La carrière universitaire de LJ étant terminée, les Hornets le récupérèrent lors de la Draft 1991. Il ne participa pas au camp d'entraînement mais signa ensuite un contrat de 19,9 millions de dollars sur 6 ans. L'agent sportif George Bass se souvient: "On a pris l'avion jusqu'à Charlotte puis on a été escorté par le Police jusqu'au Coliseum (la salle où jouaient les Charlotte Hornets, NdT) pour signer le contrat. Ensuite Larry a pris un second avion pour Boston, s'est mis en tenue, et a joué contre les Celtics dans le match d'ouverture de la saison."
Et LJ, qui marqua 14 points ce soir-là, fit bien plus qu'une apparition symbolique, comme le rappelle son coéquipier Kendall Gill: "Larry Bird défendait sur lui au poste bas, et LJ s'est retourné avec les coudes levés et en a mis un coup dans le menton de Bird. Après ça Bird n'a plus défendu sur lui de tout le match. Et là on parle bien d'un gars qui jouait son premier match et d'un autre qui était une légende reconnue."
Cette action était une affirmation claire que Johnson faisait partie de l'élite dès son arrivée. Il termina sa saison rookie à 19,2 points et 11 rebonds par match et le titre de Rookie de l'Année en poche. "Il était inarrêtable dans la raquette," raconte Gill. "Il était tellement puissant et il avait tellement de mouvements différents que personne ne pouvait rien faire contre lui au poste bas. Quiconque veut apprendre les fondamentaux du jeu dos au panier devrait décortiquer les mouvements de Larry, qui lui permettaient tous les soirs de marquer contre des gars de 2m10 alors qu'il ne faisait que 2m. Cette combinaison de fondamentaux, de force, de cœur et de volonté était surréaliste. Son jeu était plein de grâce, très beau à regarder, et c'était incroyable à observer de près jour après jour."

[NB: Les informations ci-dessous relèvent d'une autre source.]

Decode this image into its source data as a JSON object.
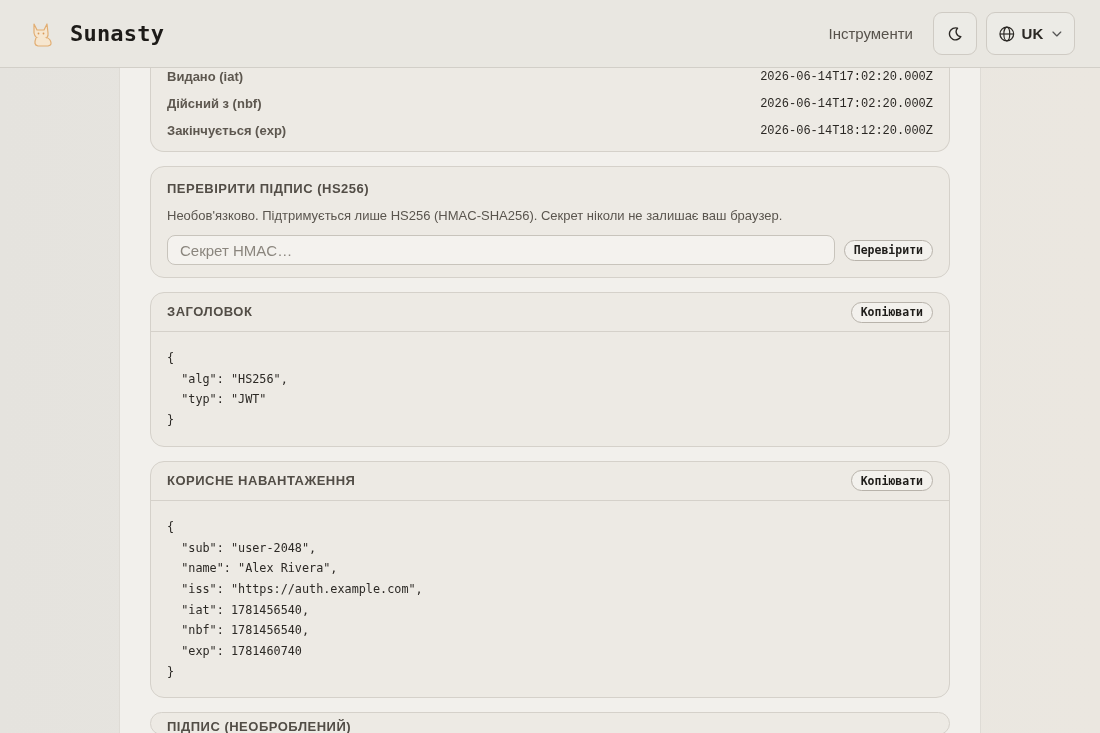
{
  "header": {
    "brand": "Sunasty",
    "nav": [
      {
        "label": "Інструменти"
      }
    ],
    "language": {
      "label": "UK"
    }
  },
  "claims": [
    {
      "label": "Видано (iat)",
      "value": "2026-06-14T17:02:20.000Z"
    },
    {
      "label": "Дійсний з (nbf)",
      "value": "2026-06-14T17:02:20.000Z"
    },
    {
      "label": "Закінчується (exp)",
      "value": "2026-06-14T18:12:20.000Z"
    }
  ],
  "verify": {
    "title": "ПЕРЕВІРИТИ ПІДПИС (HS256)",
    "description": "Необов'язково. Підтримується лише HS256 (HMAC-SHA256). Секрет ніколи не залишає ваш браузер.",
    "secret": {
      "placeholder": "Секрет HMAC…"
    },
    "button": "Перевірити"
  },
  "sections": [
    {
      "title": "ЗАГОЛОВОК",
      "copy_button": "Копіювати",
      "code": "{\n  \"alg\": \"HS256\",\n  \"typ\": \"JWT\"\n}"
    },
    {
      "title": "КОРИСНЕ НАВАНТАЖЕННЯ",
      "copy_button": "Копіювати",
      "code": "{\n  \"sub\": \"user-2048\",\n  \"name\": \"Alex Rivera\",\n  \"iss\": \"https://auth.example.com\",\n  \"iat\": 1781456540,\n  \"nbf\": 1781456540,\n  \"exp\": 1781460740\n}"
    },
    {
      "title": "ПІДПИС (НЕОБРОБЛЕНИЙ)"
    }
  ]
}
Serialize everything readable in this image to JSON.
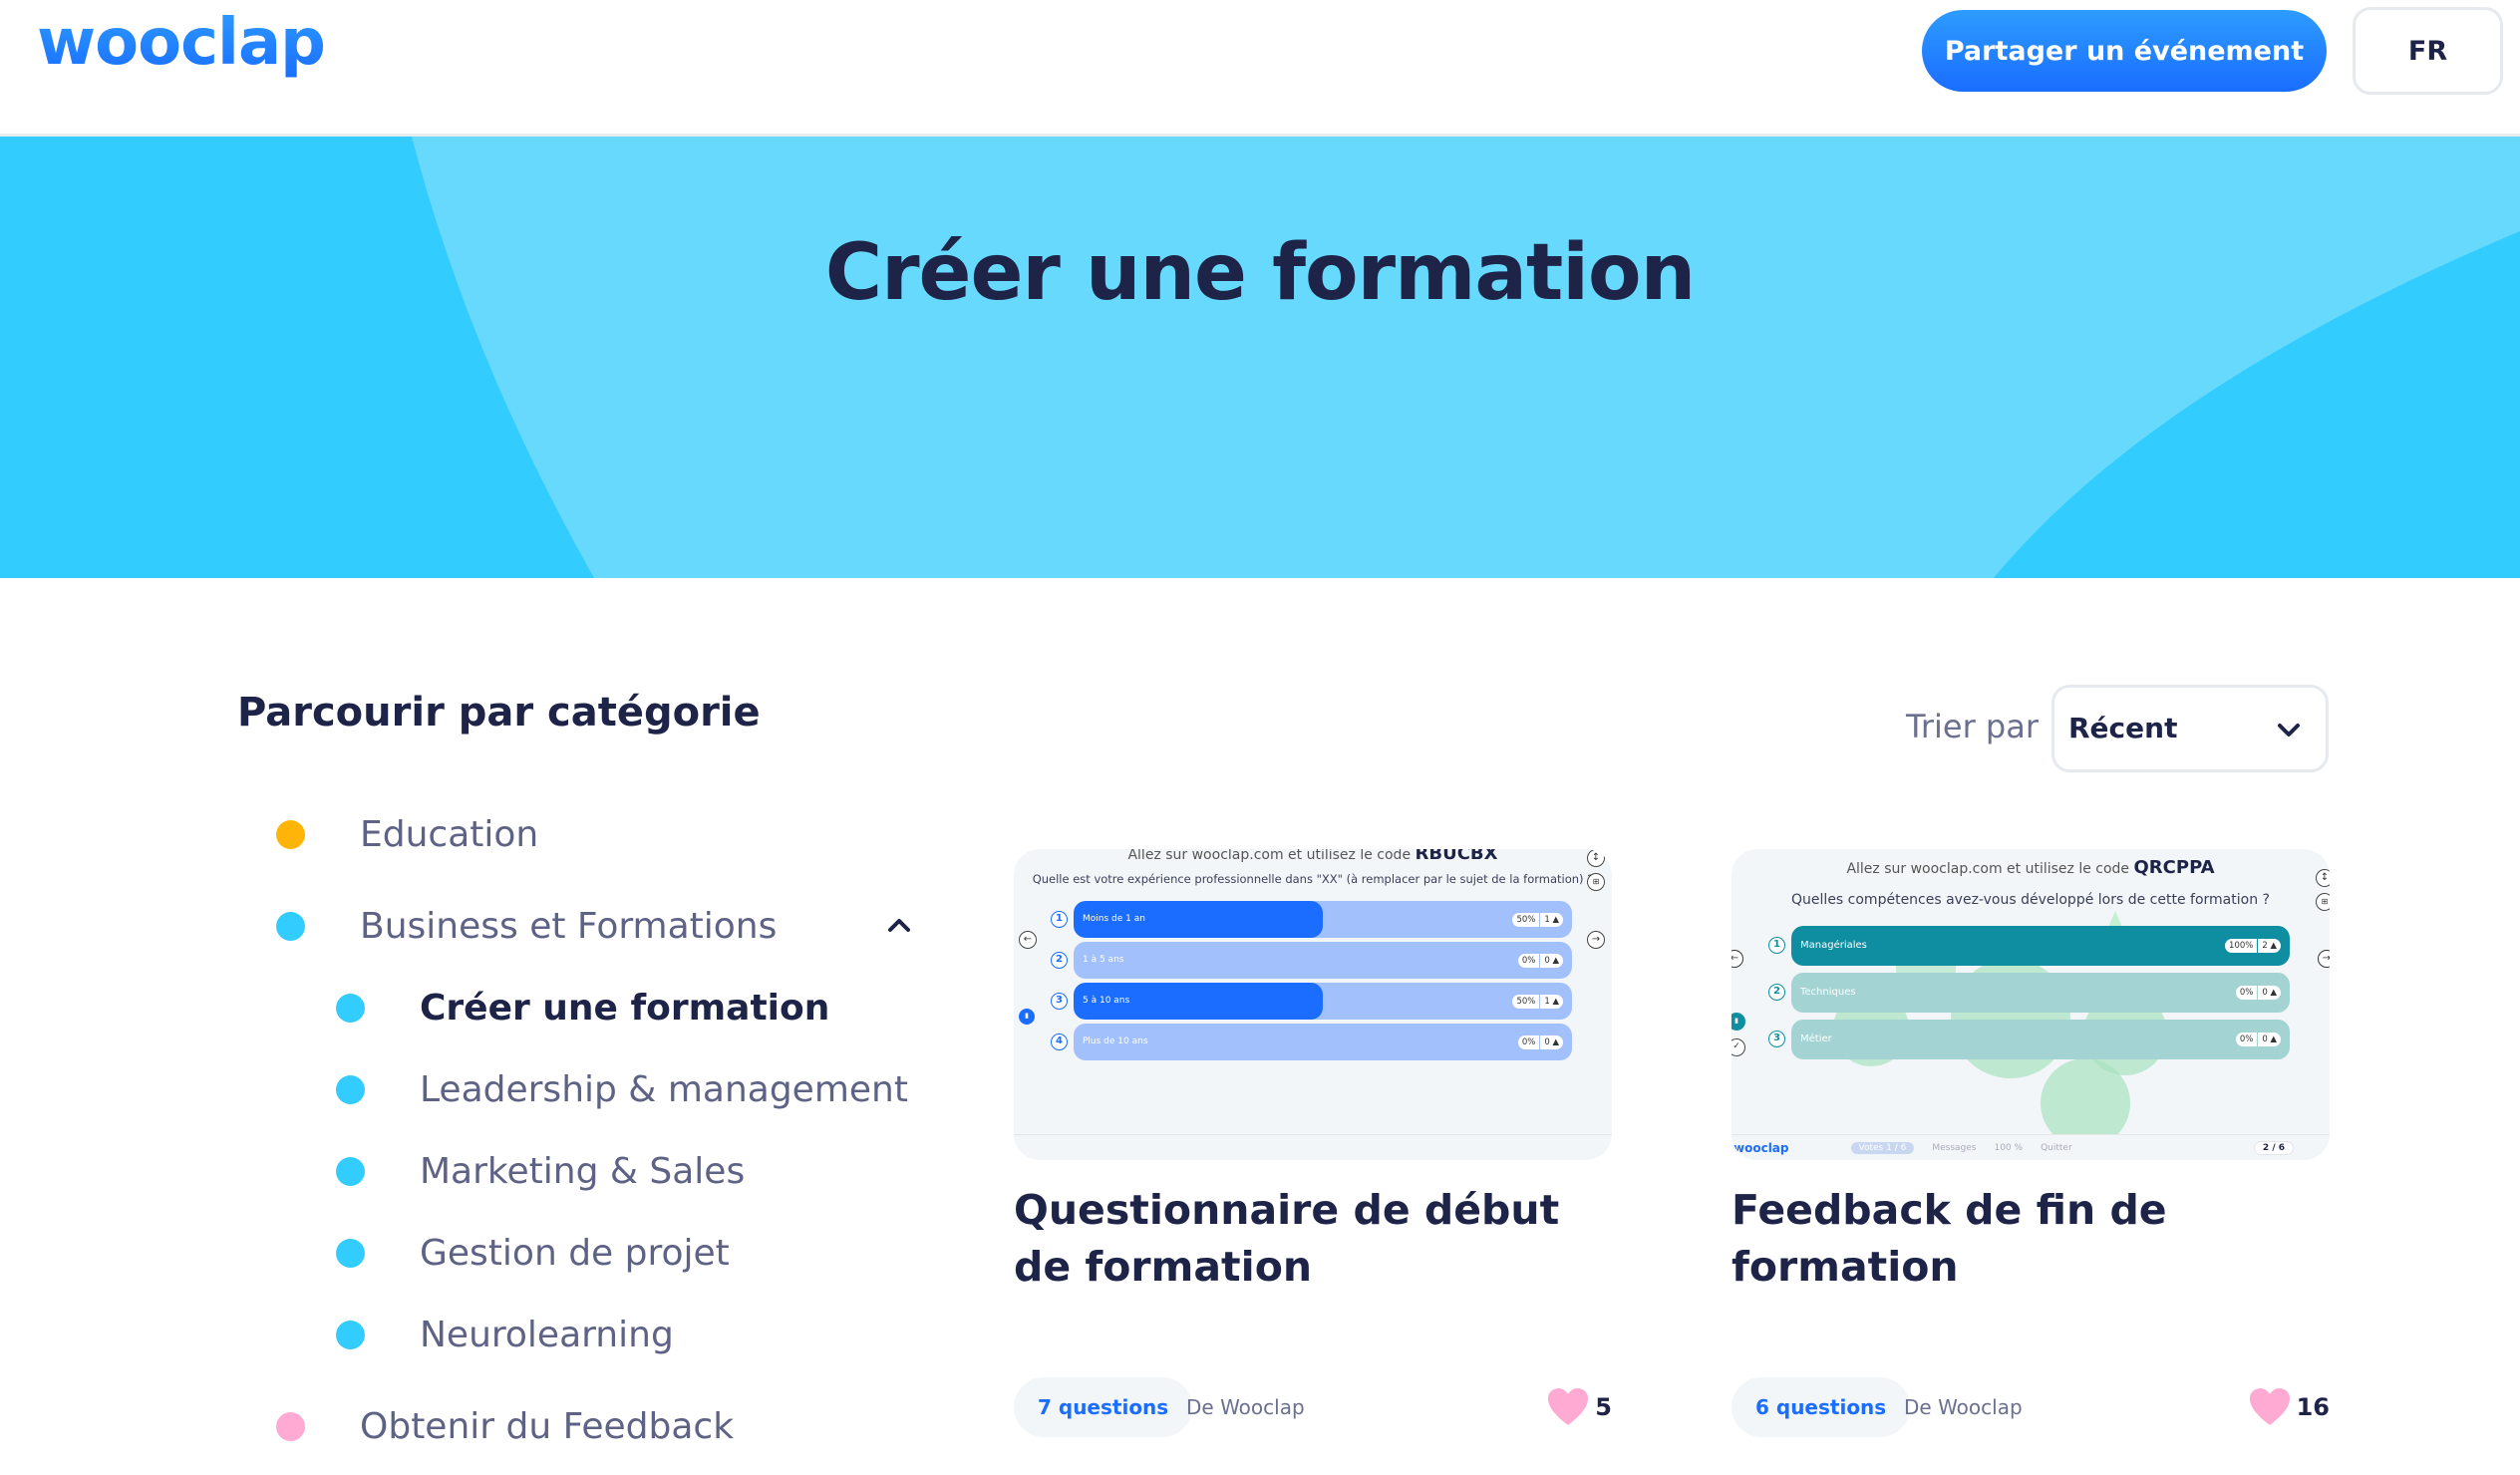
{
  "header": {
    "logo": "wooclap",
    "share_button": "Partager un événement",
    "language": "FR"
  },
  "hero": {
    "title": "Créer une formation"
  },
  "sidebar": {
    "title": "Parcourir par catégorie",
    "categories": [
      {
        "label": "Education",
        "color": "#ffb40a",
        "level": 0,
        "active": false
      },
      {
        "label": "Business et Formations",
        "color": "#33ccff",
        "level": 0,
        "active": false,
        "expanded": true
      },
      {
        "label": "Créer une formation",
        "color": "#33ccff",
        "level": 1,
        "active": true
      },
      {
        "label": "Leadership & management",
        "color": "#33ccff",
        "level": 1,
        "active": false
      },
      {
        "label": "Marketing & Sales",
        "color": "#33ccff",
        "level": 1,
        "active": false
      },
      {
        "label": "Gestion de projet",
        "color": "#33ccff",
        "level": 1,
        "active": false
      },
      {
        "label": "Neurolearning",
        "color": "#33ccff",
        "level": 1,
        "active": false
      },
      {
        "label": "Obtenir du Feedback",
        "color": "#ffaad2",
        "level": 0,
        "active": false
      }
    ]
  },
  "sort": {
    "label": "Trier par :",
    "selected": "Récent"
  },
  "cards": [
    {
      "title": "Questionnaire de début de formation",
      "questions": "7 questions",
      "author": "De Wooclap",
      "likes": "5",
      "thumbnail": {
        "code_prefix": "Allez sur wooclap.com et utilisez le code",
        "code": "RBUCBX",
        "question": "Quelle est votre expérience professionnelle dans \"XX\" (à remplacer par le sujet de la formation) ?",
        "accent": "#1a6dff",
        "track": "#a2c0fb",
        "options": [
          {
            "num": "1",
            "label": "Moins de 1 an",
            "percent": "50%",
            "count": "1",
            "fraction": 0.5
          },
          {
            "num": "2",
            "label": "1 à 5 ans",
            "percent": "0%",
            "count": "0",
            "fraction": 0
          },
          {
            "num": "3",
            "label": "5 à 10 ans",
            "percent": "50%",
            "count": "1",
            "fraction": 0.5
          },
          {
            "num": "4",
            "label": "Plus de 10 ans",
            "percent": "0%",
            "count": "0",
            "fraction": 0
          }
        ]
      }
    },
    {
      "title": "Feedback de fin de formation",
      "questions": "6 questions",
      "author": "De Wooclap",
      "likes": "16",
      "thumbnail": {
        "code_prefix": "Allez sur wooclap.com et utilisez le code",
        "code": "QRCPPA",
        "question": "Quelles compétences avez-vous développé lors de cette formation ?",
        "accent": "#0e8ea0",
        "track": "#a3d3d3",
        "options": [
          {
            "num": "1",
            "label": "Managériales",
            "percent": "100%",
            "count": "2",
            "fraction": 1
          },
          {
            "num": "2",
            "label": "Techniques",
            "percent": "0%",
            "count": "0",
            "fraction": 0
          },
          {
            "num": "3",
            "label": "Métier",
            "percent": "0%",
            "count": "0",
            "fraction": 0
          }
        ],
        "toolbar": {
          "logo": "wooclap",
          "votes": "Votes",
          "votes_count": "1 / 6",
          "messages": "Messages",
          "zoom": "100 %",
          "quit": "Quitter",
          "participants": "2 / 6"
        }
      }
    }
  ]
}
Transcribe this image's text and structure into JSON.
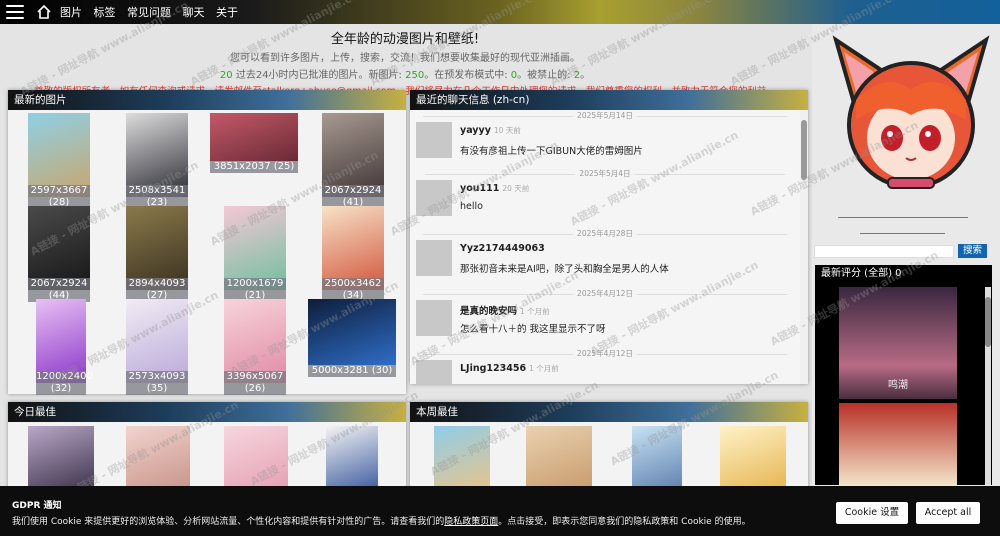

En dehors du terrain, Johnson signa un contrat avec Converse, qui lança peu après la campagne de publicité avec "Grandmama", le mettant en scène habillé en vieille dame. C'était une vision abracadabrante provenant d'une autre vision abracadabrante, l'attrait de LJ venait en effet en partie du fait que voir un gars aussi costaud sauter si haut et dunker si fort faisait se frotter les yeux pour arriver à y croire. Ajoutez-y une robe, une perruque de bigote et des lunettes cul-de-bouteille et vous obtenez une série de spots de pubs mémorables. La mère de Johnson fut abasourdie quand elle vit Grandmama pour la première fois. "Je n'arrivais pas à croire à quel point Larry ressemblait à ma mère habillé comme ça," se souvient-elle dans un éclat de rire. C'était certainement la pub la plus populaire et la plus connue de l'époque. Mais c'était en fait une campagne de secours.
L'idée originale était de prétendre que LJ représentait la nouvelle génération de superstars, Larry Bird et Magic Johnson jouant le rôle de savants fous créant le basketteur ultime. Bird disait "Il aura mon tir à trois points", et Magic disait "Il aura mes qualités de passeur" etc... Mais comment allaient-ils l'appeler? Bird: "Il aura mon prénom." Magic: "Il aura mon nom de famille." Et là LJ se levait de la table tel Frankenstein (en fait la créature de Victor Frankenstein, erreur courante, NdT). Cette pub fut tuée dans l’œuf quand Magic annonça qu'il était porteur du VIH.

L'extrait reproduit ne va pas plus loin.